Tebliğin, hakkı dinleyenlere yapıldığını ve muannid ehl-i dalaletle meşgul olmamak gerektiği bildirilir. Mesela: Emirdağ Lahikasında deniliyor ki:
“Bu âyet لاَ يَضُرُّكُمْ مَنْ ضَلَّ اِذَا اهْتَدَيْتُمْ ve usul-ü İslâmiyenin ehemmiyetli bir düsturu olan اَلرَّاضِى بِالضَّرَرِ لاَ يُنْظَرُ لَهُ Yani: “Başkasının dalaleti sizin hidayetinize zarar vermez. Sizler lüzumsuz onların dalaletleriyle meşgul olmazsanız...” Düsturun manası: “Zarara kendi razı olanın lehinde bakılmaz. Ona şefkat edip acınmaz.” Madem bu âyet ve bu düstur bizi, zarara bilerek razı olanlara acımaktan menediyor; biz de bütün kuvvetimiz ve merakımızla vaktimizi kudsi vazifeye hasretmeliyiz. Onun haricindekileri malayani bilip, vaktimizi zayi etmemeliyiz.” E:44 diyerek, Bediüzzaman talebelerine tebliğe dair bir düsturu beyan etmiştir.

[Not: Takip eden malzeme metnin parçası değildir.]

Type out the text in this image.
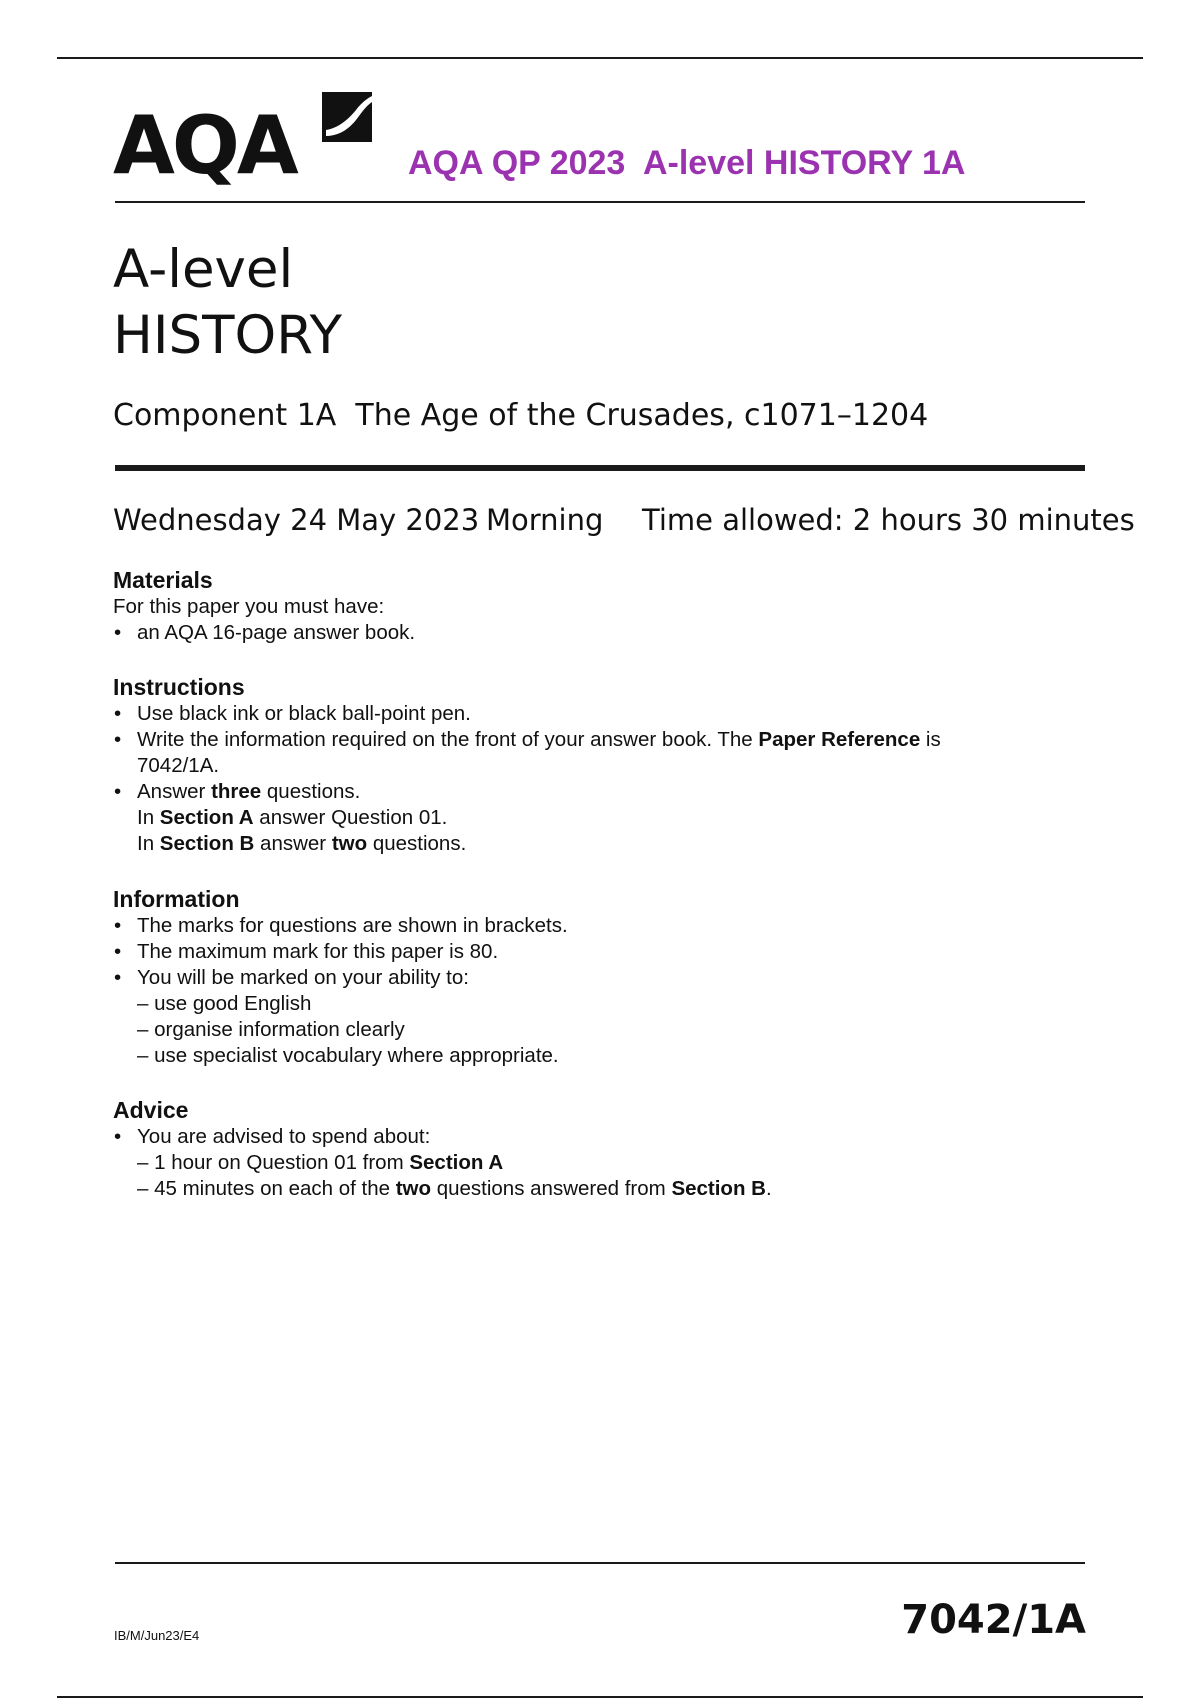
AQA	AQA QP 2023  A-level HISTORY 1A
A-level
HISTORY
Component 1A  The Age of the Crusades, c1071–1204
Wednesday 24 May 2023 Morning Time allowed: 2 hours 30 minutes
Materials

For this paper you must have:

• an AQA 16-page answer book.
Instructions
• Use black ink or black ball-point pen.
• Write the information required on the front of your answer book. The Paper Reference is
7042/1A.
• Answer three questions.
In Section A answer Question 01.
In Section B answer two questions.
Information
• The marks for questions are shown in brackets.
• The maximum mark for this paper is 80.
• You will be marked on your ability to:
– use good English
– organise information clearly
– use specialist vocabulary where appropriate.
Advice
• You are advised to spend about:
– 1 hour on Question 01 from Section A
– 45 minutes on each of the two questions answered from Section B.
IB/M/Jun23/E4	7042/1A
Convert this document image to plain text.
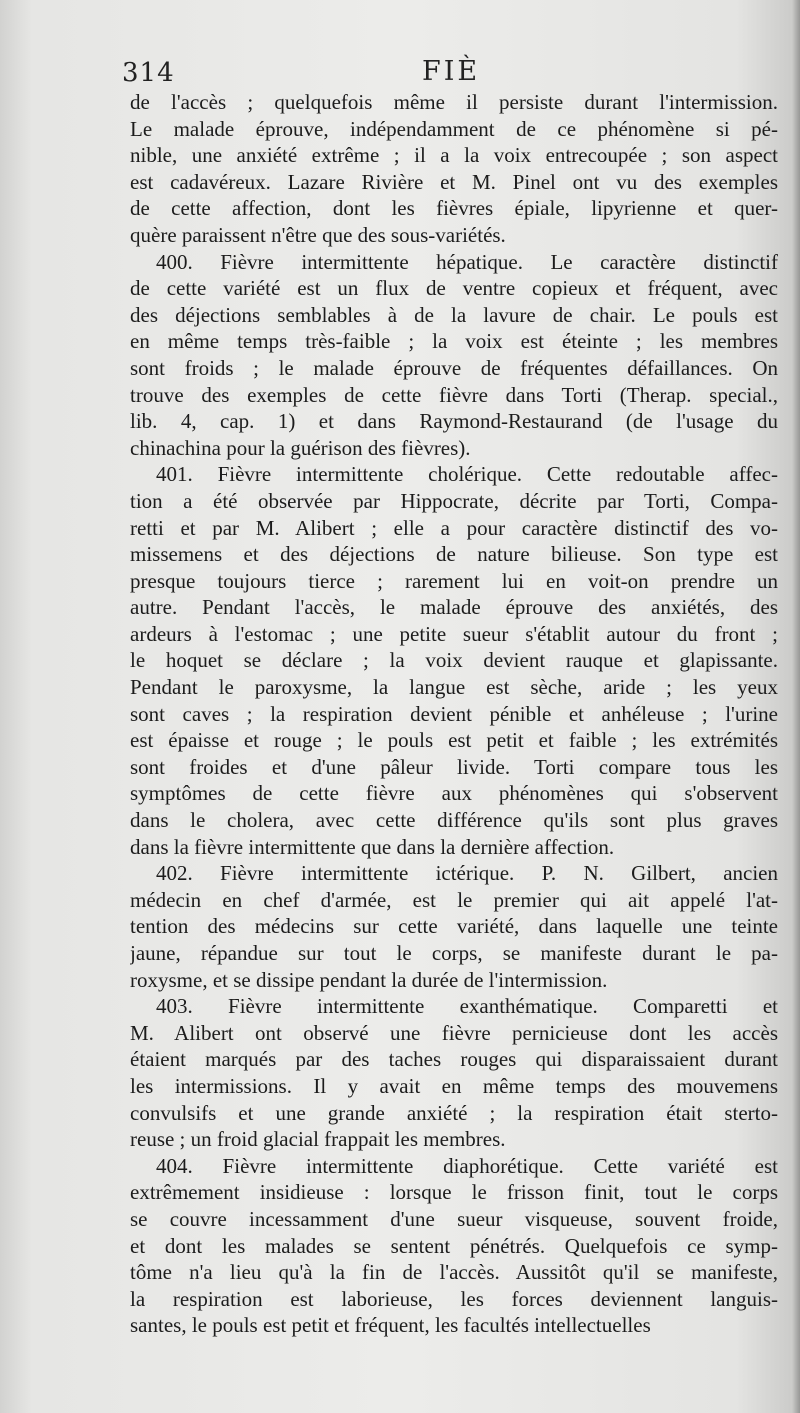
314	FIÈ
de l'accès ; quelquefois même il persiste durant l'intermission.
Le malade éprouve, indépendamment de ce phénomène si pé-
nible, une anxiété extrême ; il a la voix entrecoupée ; son aspect
est cadavéreux. Lazare Rivière et M. Pinel ont vu des exemples
de cette affection, dont les fièvres épiale, lipyrienne et quer-
quère paraissent n'être que des sous-variétés.
400. Fièvre intermittente hépatique. Le caractère distinctif
de cette variété est un flux de ventre copieux et fréquent, avec
des déjections semblables à de la lavure de chair. Le pouls est
en même temps très-faible ; la voix est éteinte ; les membres
sont froids ; le malade éprouve de fréquentes défaillances. On
trouve des exemples de cette fièvre dans Torti (Therap. special.,
lib. 4, cap. 1) et dans Raymond-Restaurand (de l'usage du
chinachina pour la guérison des fièvres).
401. Fièvre intermittente cholérique. Cette redoutable affec-
tion a été observée par Hippocrate, décrite par Torti, Compa-
retti et par M. Alibert ; elle a pour caractère distinctif des vo-
missemens et des déjections de nature bilieuse. Son type est
presque toujours tierce ; rarement lui en voit-on prendre un
autre. Pendant l'accès, le malade éprouve des anxiétés, des
ardeurs à l'estomac ; une petite sueur s'établit autour du front ;
le hoquet se déclare ; la voix devient rauque et glapissante.
Pendant le paroxysme, la langue est sèche, aride ; les yeux
sont caves ; la respiration devient pénible et anhéleuse ; l'urine
est épaisse et rouge ; le pouls est petit et faible ; les extrémités
sont froides et d'une pâleur livide. Torti compare tous les
symptômes de cette fièvre aux phénomènes qui s'observent
dans le cholera, avec cette différence qu'ils sont plus graves
dans la fièvre intermittente que dans la dernière affection.
402. Fièvre intermittente ictérique. P. N. Gilbert, ancien
médecin en chef d'armée, est le premier qui ait appelé l'at-
tention des médecins sur cette variété, dans laquelle une teinte
jaune, répandue sur tout le corps, se manifeste durant le pa-
roxysme, et se dissipe pendant la durée de l'intermission.
403. Fièvre intermittente exanthématique. Comparetti et
M. Alibert ont observé une fièvre pernicieuse dont les accès
étaient marqués par des taches rouges qui disparaissaient durant
les intermissions. Il y avait en même temps des mouvemens
convulsifs et une grande anxiété ; la respiration était sterto-
reuse ; un froid glacial frappait les membres.
404. Fièvre intermittente diaphorétique. Cette variété est
extrêmement insidieuse : lorsque le frisson finit, tout le corps
se couvre incessamment d'une sueur visqueuse, souvent froide,
et dont les malades se sentent pénétrés. Quelquefois ce symp-
tôme n'a lieu qu'à la fin de l'accès. Aussitôt qu'il se manifeste,
la respiration est laborieuse, les forces deviennent languis-
santes, le pouls est petit et fréquent, les facultés intellectuelles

Evet, fitne ehlinin mütecaviz ve hâkim olduğu devrelerde, tebliğ tevakkuf edilebilir veya tebliği ciddi muhtaçlara has kılmakla çok dar sahada kalabilir. Sahabelerden;
«Ebu Sa’lebe el-Huşenî diyor: Ben (5:105) âyetini Hz. Peygamber (A.S.M.) sordum. Cevaben dedi ki: “Ne zaman mucibince amel edilen bir cimrilik (şahsî menfaatçilik), peşinde gidilen hevesat (aşırı sefahat) görür ve insanların Dünya hayatını âhirete tercih ettiğine ve (şer’î delilleri ve ahkâmı nazara almayıp) kendi rey ve düşüncelerini beğendiklerine şahid olursan, o zaman kendi başının çaresine bak. Başkalarıyla uğraşma.» (Ebu Davud, Melahim 17, 4341. hadisin bir kısmı olup, İbn-i Mace, Kitab-ül Fiten, 21. bab’ı da aynı mevzuyu nakleder.)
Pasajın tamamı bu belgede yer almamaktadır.